The big drop in NFL ratings has networks and advertisers in a tizzy, but a leading Wall Street analyst says it might be too early in the season to panic about the impact deflated football might have on network finances.
Football is a huge deal on TV, generating its highest ratings and rich ad revenue. NFL games represent 49% of Fox’s ad revenue, 40% of CBS’s, and 27% of NBC and ESPN’s revenue, according to Michael Nathanson of MoffettNathanson Research
“Given the massive reliance on the NFL for advertising and affiliate/retrans fees, we think investors are right to be focused on recent ratings weakness,” Nathanson says in a report Monday. “However, we believe there are enough legitimate explanations to hold off panicking four weeks into the new season.”

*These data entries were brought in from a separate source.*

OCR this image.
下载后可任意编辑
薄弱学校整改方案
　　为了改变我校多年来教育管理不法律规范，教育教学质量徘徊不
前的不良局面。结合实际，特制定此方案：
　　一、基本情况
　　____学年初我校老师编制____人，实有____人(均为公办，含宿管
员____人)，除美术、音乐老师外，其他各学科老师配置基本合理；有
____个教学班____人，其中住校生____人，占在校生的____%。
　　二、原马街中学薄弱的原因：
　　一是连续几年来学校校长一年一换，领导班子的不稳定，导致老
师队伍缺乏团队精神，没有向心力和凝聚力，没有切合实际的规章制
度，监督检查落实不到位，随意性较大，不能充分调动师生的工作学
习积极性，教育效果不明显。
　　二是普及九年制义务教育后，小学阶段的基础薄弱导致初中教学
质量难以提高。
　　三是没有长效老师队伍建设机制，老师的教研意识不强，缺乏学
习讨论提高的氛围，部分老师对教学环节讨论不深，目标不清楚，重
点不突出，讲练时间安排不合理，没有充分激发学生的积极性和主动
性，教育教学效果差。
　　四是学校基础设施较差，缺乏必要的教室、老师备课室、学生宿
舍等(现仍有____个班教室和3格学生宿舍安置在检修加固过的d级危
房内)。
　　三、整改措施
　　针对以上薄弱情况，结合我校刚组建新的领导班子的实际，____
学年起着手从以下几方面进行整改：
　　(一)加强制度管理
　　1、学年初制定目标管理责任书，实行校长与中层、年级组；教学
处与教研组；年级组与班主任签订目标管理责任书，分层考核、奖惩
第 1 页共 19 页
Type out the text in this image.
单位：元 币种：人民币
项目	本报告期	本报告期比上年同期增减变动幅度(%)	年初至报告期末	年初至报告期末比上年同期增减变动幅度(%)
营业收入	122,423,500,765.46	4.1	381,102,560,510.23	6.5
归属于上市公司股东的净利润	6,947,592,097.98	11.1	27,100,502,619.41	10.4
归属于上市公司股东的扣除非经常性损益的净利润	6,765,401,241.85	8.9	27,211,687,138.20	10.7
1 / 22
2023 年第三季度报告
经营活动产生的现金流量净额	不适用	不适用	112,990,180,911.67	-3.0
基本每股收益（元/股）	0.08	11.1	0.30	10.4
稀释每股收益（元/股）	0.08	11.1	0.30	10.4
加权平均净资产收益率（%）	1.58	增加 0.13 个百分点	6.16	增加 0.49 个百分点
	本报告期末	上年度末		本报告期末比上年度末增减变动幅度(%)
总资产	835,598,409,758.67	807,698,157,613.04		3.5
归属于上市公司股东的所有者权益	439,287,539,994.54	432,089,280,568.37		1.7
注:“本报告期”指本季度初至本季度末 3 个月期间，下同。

Gross ratings points for football were down 10% for the first four weeks of the season, according to Nathanson. Sunday afternoon games are down 3%, CBS’s Thursday night games are down 10%, NBC’s Sunday Night Football is down 23% and ESPN’s Monday Night Football is down 16%.
But over a two-season stretch the rating are down just 3% overall.
Nathanson says he thinks that the ratings problems stem from tough comparisons to booming viewership last season and less competitive games this season. During this season’s primetime games, the average margin of victory is in the double-digit range, up almost double last year.
He adds that the storylines for the most popular team have been less compelling so far this season because of injury, suspension or retirement of star quarterbacks, including Tom Brady, who returned on Sunday, and Peyton Manning.
Nathanson calculates that each NFL game generates advertising revenue of about $41 million. That ranges from a high of $53 million per game for NBC’s Sunday Night Football to $28 million for Sunday afternoon games on CBS And Fox.
Playoff games generate $63 million in ad revenue, Nathanson estimates.